I posted the conversation to my Moments (a mechanism through which I can share an image with everyone I’ve matched with for 24-hours) and the Likes began pouring in. Seventy-one in all and I had less than 200 matches at the time, so over a third of the men got what I was saying. In addition to the Likes, lots of thoughtful conversations were had with dozens of men over it. A couple of men said something like, “I didn’t think you were looking for sex. I thought ‘If she ever lets me touch them, I’d like it a lot!'” and others apologized on the man’s behalf.

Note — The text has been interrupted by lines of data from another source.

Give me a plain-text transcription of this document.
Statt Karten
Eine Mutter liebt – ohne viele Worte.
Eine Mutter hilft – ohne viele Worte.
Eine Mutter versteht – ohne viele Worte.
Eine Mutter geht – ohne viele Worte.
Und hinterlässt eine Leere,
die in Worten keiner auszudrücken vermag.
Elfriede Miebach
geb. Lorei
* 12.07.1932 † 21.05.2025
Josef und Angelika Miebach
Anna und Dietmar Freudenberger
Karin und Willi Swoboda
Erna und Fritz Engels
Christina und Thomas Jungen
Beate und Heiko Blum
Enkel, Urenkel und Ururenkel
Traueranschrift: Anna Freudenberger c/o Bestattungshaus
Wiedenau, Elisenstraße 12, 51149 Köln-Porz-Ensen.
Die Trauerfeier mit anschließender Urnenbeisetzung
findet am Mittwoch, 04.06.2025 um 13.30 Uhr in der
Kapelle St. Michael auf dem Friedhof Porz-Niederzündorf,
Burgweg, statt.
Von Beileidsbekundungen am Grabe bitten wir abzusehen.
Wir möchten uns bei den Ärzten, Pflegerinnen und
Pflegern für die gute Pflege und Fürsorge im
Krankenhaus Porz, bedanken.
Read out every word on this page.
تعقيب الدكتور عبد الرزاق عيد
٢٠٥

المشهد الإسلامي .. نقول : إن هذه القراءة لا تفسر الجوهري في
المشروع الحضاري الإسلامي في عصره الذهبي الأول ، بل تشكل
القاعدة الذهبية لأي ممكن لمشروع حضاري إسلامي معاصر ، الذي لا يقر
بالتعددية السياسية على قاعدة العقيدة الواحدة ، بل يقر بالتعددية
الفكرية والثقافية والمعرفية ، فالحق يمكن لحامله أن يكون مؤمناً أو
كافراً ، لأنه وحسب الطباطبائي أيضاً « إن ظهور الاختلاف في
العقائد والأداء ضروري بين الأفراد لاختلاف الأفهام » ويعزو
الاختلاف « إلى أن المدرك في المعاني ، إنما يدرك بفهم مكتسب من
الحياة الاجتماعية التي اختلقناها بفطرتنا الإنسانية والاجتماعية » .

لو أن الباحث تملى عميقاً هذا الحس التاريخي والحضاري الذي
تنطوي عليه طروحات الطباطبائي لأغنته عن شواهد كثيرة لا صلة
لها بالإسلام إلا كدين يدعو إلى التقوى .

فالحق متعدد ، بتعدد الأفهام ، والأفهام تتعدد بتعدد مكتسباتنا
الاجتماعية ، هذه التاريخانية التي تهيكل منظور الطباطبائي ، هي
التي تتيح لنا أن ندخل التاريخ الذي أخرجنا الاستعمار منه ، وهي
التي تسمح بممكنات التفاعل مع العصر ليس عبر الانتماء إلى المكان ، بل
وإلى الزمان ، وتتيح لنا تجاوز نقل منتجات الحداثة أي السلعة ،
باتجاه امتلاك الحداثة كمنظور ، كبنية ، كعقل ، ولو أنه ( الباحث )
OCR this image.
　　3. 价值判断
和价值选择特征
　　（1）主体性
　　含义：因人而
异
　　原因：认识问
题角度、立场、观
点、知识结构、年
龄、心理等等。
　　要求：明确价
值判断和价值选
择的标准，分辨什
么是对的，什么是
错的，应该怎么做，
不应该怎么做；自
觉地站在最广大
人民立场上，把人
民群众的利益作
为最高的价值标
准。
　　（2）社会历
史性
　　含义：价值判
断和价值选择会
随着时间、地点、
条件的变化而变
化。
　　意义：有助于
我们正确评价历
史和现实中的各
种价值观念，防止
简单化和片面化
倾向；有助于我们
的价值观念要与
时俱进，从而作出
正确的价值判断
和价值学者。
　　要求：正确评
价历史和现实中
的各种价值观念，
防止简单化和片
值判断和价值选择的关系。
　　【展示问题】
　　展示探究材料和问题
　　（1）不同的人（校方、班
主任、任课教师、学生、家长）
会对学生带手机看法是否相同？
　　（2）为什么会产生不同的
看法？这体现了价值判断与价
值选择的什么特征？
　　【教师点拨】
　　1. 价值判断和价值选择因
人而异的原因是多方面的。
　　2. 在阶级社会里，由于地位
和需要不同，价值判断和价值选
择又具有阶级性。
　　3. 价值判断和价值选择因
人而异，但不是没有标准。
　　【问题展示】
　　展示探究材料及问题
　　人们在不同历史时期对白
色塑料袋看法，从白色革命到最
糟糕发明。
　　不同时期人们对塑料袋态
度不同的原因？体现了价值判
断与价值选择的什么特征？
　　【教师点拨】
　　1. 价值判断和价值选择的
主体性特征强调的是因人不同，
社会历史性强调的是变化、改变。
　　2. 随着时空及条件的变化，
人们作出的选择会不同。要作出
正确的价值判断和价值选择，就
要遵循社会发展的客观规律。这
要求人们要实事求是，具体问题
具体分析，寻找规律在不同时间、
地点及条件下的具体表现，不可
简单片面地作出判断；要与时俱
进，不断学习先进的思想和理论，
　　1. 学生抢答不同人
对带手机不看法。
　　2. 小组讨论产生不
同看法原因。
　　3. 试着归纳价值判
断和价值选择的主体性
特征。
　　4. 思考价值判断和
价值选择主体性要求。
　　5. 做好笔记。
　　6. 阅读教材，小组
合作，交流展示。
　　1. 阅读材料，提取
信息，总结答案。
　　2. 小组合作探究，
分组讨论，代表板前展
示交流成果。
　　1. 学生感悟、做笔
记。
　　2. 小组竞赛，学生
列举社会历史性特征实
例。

I was encouraged by the number of feminist responses and the general attitude that they also believed I was allowed to express myself in a way in which might indeed be provocative (it totally was) without being an advertisement for hooking up (it really wasn’t).
Which brings me to my dissoluteness. I am absolutely looking for sex, but not through a single image on Tinder. I reserve the right to use my words and in-person actions to communicate that. It’s somehow unsettling to think that a man would make such a direct connection to an image of my body, a connection that could lead to a very dangerous miscommunication.
Besides, we are all “looking for sex” on some level or another be it tender love-making with The One or a debauched night on someone else’s memory foam bed.
It’s a “wax on, wax off” approach. You come at a sexual, sentient being in an “I will only take what you’re willing to share” kind of way and she will very likely stick around and let you touch her boobs. You come at her like she owes you something because you have dick and she has tits and she will tell you you’re a dipshit and then post your idiocy for all to see.
It’s how we date in the 20-teens.
I’m not sure how much longer I’ll be able to sustain the level of men I have today, but one thing’s for certain: My value is much higher than any dick and I won’t settle for less than agreement in this. I won’t work to convince you I’m worthy. My value is much too high to waste my time.
[Ed. Note: I realize that this post has pockets of ambiguity; it was hastily written. To be clear (as I’ve addressed in a comment) I’m not at all angry with men; I like to think that I understand some of them, even. This post is about finally believing my value is higher than what I valued it before, that I’m allowed to have my needs, that I’m allowed to be discriminating. It’s not me vs. men. It’s me vs. me.]